The Company is exposed to changes in foreign currency exchange rates on certain inter-company advances. The Company may use foreign currency forward contracts to manage certain such risks. These forward contracts are not designated as hedging instruments under the accounting standards for derivatives and hedging. These undesignated instruments are recorded at fair value as an asset or liability on the Consolidated Condensed Balance Sheets and all realized and unrealized gains or losses on such foreign currency forward contracts are recognized in Other, net income on the Consolidated Condensed Statements of Earnings as incurred. The Company intends to settle the underlying inter-company advances in cash, therefore gains and losses on translation of the inter-company advances are also recognized in Other, net on the Consolidated Condensed Statements of Earnings as incurred. The cash flows associated with the periodic settlement of the Company's undesignated derivative instruments are reflected as a component of Cash flows from operating activities in the Consolidated Condensed Statements of Cash Flows.

The total notional amount of such foreign currency contracts not designated as hedging instruments outstanding as of February 27, 2016 and November 28, 2015 was $36,215 and $36,259, respectively. During the three months ended February 27, 2016, the Company recorded realized and unrealized gains of $4,123 on such forward currency contracts and losses of $4,187 on translation of the underlying inter-company advances. During the three months ended February 28, 2015, the Company recorded realized and unrealized losses of $325 on such forward currency contracts and losses of $258 on translation of the underlying inter-company advances.

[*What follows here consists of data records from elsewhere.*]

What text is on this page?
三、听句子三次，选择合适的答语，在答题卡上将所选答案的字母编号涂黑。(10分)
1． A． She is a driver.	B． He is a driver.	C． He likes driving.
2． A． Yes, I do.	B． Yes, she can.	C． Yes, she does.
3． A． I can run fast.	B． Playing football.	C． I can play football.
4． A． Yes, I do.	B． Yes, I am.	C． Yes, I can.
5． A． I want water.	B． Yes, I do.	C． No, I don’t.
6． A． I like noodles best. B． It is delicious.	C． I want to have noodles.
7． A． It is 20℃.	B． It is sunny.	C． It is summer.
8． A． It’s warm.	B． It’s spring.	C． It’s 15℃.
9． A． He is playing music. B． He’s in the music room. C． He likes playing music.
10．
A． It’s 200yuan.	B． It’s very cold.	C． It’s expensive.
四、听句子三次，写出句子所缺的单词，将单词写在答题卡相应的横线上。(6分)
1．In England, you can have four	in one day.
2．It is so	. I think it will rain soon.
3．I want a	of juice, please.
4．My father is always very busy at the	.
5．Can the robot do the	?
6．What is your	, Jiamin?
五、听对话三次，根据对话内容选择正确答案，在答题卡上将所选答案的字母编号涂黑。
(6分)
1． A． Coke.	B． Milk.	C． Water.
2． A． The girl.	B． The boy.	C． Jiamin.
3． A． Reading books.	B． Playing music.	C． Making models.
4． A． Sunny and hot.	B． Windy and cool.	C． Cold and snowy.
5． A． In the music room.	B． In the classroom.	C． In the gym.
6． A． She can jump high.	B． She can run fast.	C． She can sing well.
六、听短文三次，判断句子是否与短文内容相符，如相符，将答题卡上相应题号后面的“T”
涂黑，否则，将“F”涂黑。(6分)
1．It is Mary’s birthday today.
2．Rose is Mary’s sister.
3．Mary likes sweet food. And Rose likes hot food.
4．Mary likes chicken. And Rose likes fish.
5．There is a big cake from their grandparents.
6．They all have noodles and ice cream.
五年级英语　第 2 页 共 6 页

Additionally, the total notional amount of foreign currency contracts de-designated as fair value hedges outstanding at February 27, 2016 and November 28, 2015 was $4,879 and $7,212, respectively.

Counterparty credit risk

By using derivative instruments to manage certain of its risk exposures, the Company is subject, from time to time, to credit risk and market risk on such derivative instruments. Credit risk arises from the potential failure of the counterparty to perform under the terms of the derivative instrument. When the fair value of a derivative instrument is positive, the counterparty owes the Company, which creates credit risk for the Company. The Company mitigates this credit risk by entering into transactions with only creditworthy counterparties. Market risk arises from the potential adverse effects on the value of the derivative that result from changes in foreign currency exchange rates or interest rates, depending on the nature of the derivative. The Company mitigates this market risk by establishing and monitoring parameters that limit the types and degrees of market risk that may be undertaken.